Here are 12 ways that you could easily die running if you aren’t careful out there….
- Running across roads without checking both ways to see if it is safe to cross - I always try to check for cars when I’m on the pavement but sometimes I become so tired that I just stop caring and vault across the road without much care. This is common during my long runs where I’m so fatigued I’ll just take the quickest route home. I’ve had too many near-misses to mention….
- Running past bars especially at night – This is the best way to receive a free bottle to the back of the head from drunken assholes. Fortunately this is a rare occurrence. It’s more usual to have a drunken reveller tag along with you for 100 yards whilst hurling affectionate abuse at you every step of the way.
Wow you’re a big fucker, man! How do you even move let alone jog?!
- Running in unknown neighbourhoods without checking Google Maps before hand - Straying into the wrong area can have tragic consequences, especially if you’re a 6 foot man running in a pencil skirt in farmer country at dawn. Always prepare your route out well in advance and tell your family and friends where you’re going (and try not to cross dress in farmer country, unless you’re a farmer).
- Running through dizzy spells where you’ve been about ready to faint and ignoring it – There have been times where I’ve felt ill and faint but pushed on through as I thought the shame of not finishing a run was worse than a little lightheadedness. It isn’t clever to ignore your body. The next time I try this I might pass out or even worse…
- Flying off the back of a treadmill - You’re in for a world of pain if you configure the treadmill to the highest setting in hope of impressing the prince / princess beside you on the next machine. You will impress no-one when you spin tits-over-ass onto the floor. Don’t try to be a hero and go slow!
- Running so hard that you forget the pavement exists - Picture this! You’re running a race that you’ve been training all year for. Now the finishing line is in sight and you have vast amounts of kick left and you’re unstoppable. Except you’re not. You’re that absorbed by the pumping of your muscles that your feet fail to negotiate the terrain you’re running on and you go down, leaving you with the task of picking bits of tarmac out of your face for the next decade.
- Giving shady looking dog owners or clumsy pedestrians a dirty look - If someone acts selfishly outside, the temptation is to either remonstrate with them or to just give them the evil eye. Neither approach will help. It will only take you to look at the wrong person once for you to have your head smashed in. Try to be polite to others even if you hate their fucking guts. You’re out to run, not to pick fights.
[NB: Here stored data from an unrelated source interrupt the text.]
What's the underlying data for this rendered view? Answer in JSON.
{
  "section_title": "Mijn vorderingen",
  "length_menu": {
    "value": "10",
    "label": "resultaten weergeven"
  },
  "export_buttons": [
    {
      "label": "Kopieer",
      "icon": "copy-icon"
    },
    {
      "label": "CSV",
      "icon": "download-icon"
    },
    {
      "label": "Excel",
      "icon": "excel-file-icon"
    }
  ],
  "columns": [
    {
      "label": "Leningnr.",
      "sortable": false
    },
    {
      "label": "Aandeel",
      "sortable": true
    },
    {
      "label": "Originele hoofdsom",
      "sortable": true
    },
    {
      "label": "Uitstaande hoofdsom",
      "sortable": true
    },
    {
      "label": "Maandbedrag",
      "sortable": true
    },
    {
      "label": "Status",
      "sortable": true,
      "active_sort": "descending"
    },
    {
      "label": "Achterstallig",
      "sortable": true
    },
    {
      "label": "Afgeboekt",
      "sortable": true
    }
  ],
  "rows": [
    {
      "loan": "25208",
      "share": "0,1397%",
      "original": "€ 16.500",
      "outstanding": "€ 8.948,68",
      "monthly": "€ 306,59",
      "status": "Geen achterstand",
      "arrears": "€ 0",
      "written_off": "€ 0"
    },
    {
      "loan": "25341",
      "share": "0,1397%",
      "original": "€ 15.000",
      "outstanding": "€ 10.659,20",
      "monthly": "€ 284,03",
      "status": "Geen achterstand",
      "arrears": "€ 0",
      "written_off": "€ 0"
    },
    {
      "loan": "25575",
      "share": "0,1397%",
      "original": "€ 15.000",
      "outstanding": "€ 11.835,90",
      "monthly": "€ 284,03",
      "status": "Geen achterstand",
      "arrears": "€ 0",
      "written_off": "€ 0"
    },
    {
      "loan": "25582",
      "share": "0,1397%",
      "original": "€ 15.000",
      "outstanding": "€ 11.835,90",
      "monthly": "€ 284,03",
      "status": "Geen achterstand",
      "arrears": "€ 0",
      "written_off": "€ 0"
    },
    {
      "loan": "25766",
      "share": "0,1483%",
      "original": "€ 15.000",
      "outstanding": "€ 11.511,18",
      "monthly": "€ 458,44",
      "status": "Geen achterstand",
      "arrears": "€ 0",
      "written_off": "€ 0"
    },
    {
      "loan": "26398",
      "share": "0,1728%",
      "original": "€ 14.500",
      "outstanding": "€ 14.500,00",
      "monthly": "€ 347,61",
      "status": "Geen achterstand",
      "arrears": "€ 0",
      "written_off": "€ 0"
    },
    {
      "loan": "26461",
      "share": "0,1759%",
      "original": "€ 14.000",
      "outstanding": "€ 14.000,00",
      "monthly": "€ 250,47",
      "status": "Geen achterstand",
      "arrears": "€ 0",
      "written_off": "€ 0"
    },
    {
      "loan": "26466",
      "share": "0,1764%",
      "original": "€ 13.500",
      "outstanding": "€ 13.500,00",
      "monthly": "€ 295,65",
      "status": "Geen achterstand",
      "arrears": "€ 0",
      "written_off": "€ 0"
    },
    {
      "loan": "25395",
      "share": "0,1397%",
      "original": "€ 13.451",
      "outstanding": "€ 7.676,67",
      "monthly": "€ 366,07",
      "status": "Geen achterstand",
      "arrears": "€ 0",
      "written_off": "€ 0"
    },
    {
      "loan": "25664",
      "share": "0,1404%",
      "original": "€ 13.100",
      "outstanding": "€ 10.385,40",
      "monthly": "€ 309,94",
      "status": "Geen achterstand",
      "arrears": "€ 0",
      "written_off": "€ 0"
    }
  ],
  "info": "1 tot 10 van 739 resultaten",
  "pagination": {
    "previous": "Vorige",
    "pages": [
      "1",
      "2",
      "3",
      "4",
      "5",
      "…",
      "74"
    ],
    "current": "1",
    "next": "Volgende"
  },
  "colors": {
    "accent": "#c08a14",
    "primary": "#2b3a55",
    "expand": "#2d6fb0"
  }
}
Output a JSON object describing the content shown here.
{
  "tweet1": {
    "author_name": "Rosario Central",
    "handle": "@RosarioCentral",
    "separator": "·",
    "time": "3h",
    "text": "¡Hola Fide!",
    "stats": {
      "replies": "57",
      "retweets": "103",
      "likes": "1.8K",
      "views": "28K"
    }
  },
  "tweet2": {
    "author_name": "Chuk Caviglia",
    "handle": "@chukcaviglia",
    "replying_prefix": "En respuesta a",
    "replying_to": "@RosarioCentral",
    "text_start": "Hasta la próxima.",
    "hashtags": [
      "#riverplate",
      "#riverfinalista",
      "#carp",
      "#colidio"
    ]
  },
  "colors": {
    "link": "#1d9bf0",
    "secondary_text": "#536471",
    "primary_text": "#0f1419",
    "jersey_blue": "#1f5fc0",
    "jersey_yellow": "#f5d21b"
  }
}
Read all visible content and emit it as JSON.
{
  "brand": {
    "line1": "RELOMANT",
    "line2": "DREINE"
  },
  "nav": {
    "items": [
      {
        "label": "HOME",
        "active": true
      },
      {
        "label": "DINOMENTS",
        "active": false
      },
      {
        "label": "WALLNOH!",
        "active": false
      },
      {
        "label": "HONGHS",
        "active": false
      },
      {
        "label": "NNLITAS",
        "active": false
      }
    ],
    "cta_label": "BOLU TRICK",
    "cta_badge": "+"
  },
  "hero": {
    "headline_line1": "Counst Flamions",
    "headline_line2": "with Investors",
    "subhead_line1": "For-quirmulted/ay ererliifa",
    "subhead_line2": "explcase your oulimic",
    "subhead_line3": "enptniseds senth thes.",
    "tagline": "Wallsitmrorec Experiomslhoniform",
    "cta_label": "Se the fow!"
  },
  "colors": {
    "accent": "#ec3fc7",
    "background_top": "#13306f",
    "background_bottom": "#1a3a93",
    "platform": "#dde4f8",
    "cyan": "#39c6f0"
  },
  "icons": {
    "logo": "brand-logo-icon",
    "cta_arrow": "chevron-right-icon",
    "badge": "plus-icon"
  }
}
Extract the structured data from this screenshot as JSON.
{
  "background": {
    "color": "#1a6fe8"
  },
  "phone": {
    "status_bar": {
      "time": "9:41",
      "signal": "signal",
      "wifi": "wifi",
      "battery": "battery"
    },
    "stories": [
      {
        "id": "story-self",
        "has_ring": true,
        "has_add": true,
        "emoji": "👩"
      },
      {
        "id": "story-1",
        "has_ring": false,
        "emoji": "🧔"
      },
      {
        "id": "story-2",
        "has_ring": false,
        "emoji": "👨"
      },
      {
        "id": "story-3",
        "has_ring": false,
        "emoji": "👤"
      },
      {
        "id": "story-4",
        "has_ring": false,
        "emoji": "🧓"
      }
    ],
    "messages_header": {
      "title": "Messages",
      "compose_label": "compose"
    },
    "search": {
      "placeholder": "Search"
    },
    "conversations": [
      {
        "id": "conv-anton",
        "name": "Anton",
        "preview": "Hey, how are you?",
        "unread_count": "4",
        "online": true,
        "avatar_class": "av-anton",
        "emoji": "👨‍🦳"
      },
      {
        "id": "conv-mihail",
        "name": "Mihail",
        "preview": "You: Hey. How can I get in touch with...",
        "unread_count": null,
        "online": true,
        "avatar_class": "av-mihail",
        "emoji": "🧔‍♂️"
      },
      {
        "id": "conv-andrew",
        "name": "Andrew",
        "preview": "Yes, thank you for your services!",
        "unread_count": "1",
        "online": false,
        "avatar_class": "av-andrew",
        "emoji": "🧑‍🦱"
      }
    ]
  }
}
- Running around corners too close to the inside lane - I did this in December and very nearly ran into a young woman walking an Alsatian. If I’d been half a second quicker then she’d have released the hound and this blog would have been no more.
- Running in the summer along country roads with a crippling fear of insects - Whenever the weather is fine and the bugs are out I do whatever I can to get out of the way of wasps and bees, even if it involves running in front of traffic. I wish I was joking. When a wasp flies at me all bets are off. To give you an example of how scared I am of them, I was only three weeks into my new job when I had to run from the train to work as it was pouring outside with rain. My boss came in and asked me ‘What’s that on your lapel, Matt?’. I stared down at my suit jacket and there lay a drowned wasp. When I realised what it was, I jumped up from my chair, performed a rain dance around the office in a vain attempt to shake it off. Suffice to say, I did not win ‘Professional of the Month’ for that episode.
- Running in low level lighting without a head lamp - Even with street lights winter early morning running is hazard. There have been times I’ve tripped down the curb on a routine jog out into the country. If I were to injure myself I’d be stranded and the chances of being eaten alive by a mutant pack of Irish coyotes would be alarmingly high.
- Ignoring important social cues because you’re listening to your tunes - If you drown out the world around you with your MP3 player you put yourself at more risk from traffic and potential assailants. You become something of a soft target. I stopped wearing earphones as I reacted nervously every time someone passed me from behind. Since I couldn’t hear them coming I’d get quite a fright and almost flap at them in panic.
- Crossing in front of cars instead of behind them - This is a recipe for disaster. Even if the motorist is waving me on across the road I have to assume that this is someone I’ve had a run-in with the past and he’s gonna floor it the moment I step out like I’m his little badger. Fuck that!
by Matt the Angry Jogger
Angry Jogger loves running to lose and maintain his weight. He started running as an obese man and is now only overweight at 200lbs. He started off at 280lbs.